MobileMamba: Lightweight Multi-Receptive Visual Mamba Network
This work addresses the need for efficient, high-performance lightweight vision models for mobile or edge computing applications, representing an incremental improvement over existing Mamba-based approaches.
The paper tackles the problem of inefficient throughput in lightweight Mamba-based vision models by proposing MobileMamba, a framework that balances efficiency and performance through a three-stage network and a Multi-Receptive Field Feature Interaction module. It achieves up to 83.6% Top-1 accuracy and is up to 21 times faster than prior methods like LocalVim on GPU.

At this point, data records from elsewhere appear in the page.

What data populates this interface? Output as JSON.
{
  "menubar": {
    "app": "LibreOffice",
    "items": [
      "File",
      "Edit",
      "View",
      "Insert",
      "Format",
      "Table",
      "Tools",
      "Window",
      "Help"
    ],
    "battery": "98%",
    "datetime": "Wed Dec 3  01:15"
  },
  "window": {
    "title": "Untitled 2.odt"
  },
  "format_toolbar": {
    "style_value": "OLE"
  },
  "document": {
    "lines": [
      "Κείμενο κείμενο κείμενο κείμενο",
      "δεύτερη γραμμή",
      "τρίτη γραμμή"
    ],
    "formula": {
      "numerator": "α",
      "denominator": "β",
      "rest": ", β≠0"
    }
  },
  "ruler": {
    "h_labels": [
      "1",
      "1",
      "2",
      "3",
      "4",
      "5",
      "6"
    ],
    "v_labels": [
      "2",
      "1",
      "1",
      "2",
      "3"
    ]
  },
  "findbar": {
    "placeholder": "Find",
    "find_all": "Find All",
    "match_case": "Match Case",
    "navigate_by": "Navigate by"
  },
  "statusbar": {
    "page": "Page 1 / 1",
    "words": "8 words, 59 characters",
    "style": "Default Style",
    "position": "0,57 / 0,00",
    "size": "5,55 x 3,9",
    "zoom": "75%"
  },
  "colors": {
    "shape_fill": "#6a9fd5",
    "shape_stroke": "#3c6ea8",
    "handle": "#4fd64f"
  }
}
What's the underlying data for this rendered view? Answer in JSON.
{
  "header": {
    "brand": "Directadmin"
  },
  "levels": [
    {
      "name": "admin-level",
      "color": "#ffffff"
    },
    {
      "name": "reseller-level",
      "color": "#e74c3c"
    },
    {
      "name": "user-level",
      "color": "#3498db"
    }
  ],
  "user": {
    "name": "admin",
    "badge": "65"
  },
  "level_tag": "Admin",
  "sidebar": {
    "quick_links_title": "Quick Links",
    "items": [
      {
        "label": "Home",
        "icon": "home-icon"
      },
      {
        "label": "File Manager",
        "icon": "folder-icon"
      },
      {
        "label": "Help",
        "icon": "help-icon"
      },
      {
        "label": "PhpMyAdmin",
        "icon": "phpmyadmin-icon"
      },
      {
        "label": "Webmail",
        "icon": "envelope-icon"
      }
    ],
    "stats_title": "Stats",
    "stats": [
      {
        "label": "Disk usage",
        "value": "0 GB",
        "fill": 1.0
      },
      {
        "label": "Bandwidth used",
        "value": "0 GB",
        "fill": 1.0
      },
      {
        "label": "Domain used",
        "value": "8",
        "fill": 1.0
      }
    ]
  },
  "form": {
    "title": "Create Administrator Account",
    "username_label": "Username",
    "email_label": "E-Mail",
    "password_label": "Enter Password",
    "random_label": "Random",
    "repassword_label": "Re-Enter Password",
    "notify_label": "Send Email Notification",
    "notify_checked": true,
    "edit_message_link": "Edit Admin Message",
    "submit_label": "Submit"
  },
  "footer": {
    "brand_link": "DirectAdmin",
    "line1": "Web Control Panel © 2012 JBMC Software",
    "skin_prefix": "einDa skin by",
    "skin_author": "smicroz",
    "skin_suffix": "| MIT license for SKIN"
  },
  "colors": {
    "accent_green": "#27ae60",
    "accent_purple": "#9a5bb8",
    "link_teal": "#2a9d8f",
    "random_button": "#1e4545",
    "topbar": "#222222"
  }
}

Previous research on lightweight models has primarily focused on CNNs and Transformer-based designs. CNNs, with their local receptive fields, struggle to capture long-range dependencies, while Transformers, despite their global modeling capabilities, are limited by quadratic computational complexity in high-resolution scenarios. Recently, state-space models have gained popularity in the visual domain due to their linear computational complexity. Despite their low FLOPs, current lightweight Mamba-based models exhibit suboptimal throughput. In this work, we propose the MobileMamba framework, which balances efficiency and performance. We design a three-stage network to enhance inference speed significantly. At a fine-grained level, we introduce the Multi-Receptive Field Feature Interaction(MRFFI) module, comprising the Long-Range Wavelet Transform-Enhanced Mamba(WTE-Mamba), Efficient Multi-Kernel Depthwise Convolution(MK-DeConv), and Eliminate Redundant Identity components. This module integrates multi-receptive field information and enhances high-frequency detail extraction. Additionally, we employ training and testing strategies to further improve performance and efficiency. MobileMamba achieves up to 83.6% on Top-1, surpassing existing state-of-the-art methods which is maximum x21 faster than LocalVim on GPU. Extensive experiments on high-resolution downstream tasks demonstrate that MobileMamba surpasses current efficient models, achieving an optimal balance between speed and accuracy.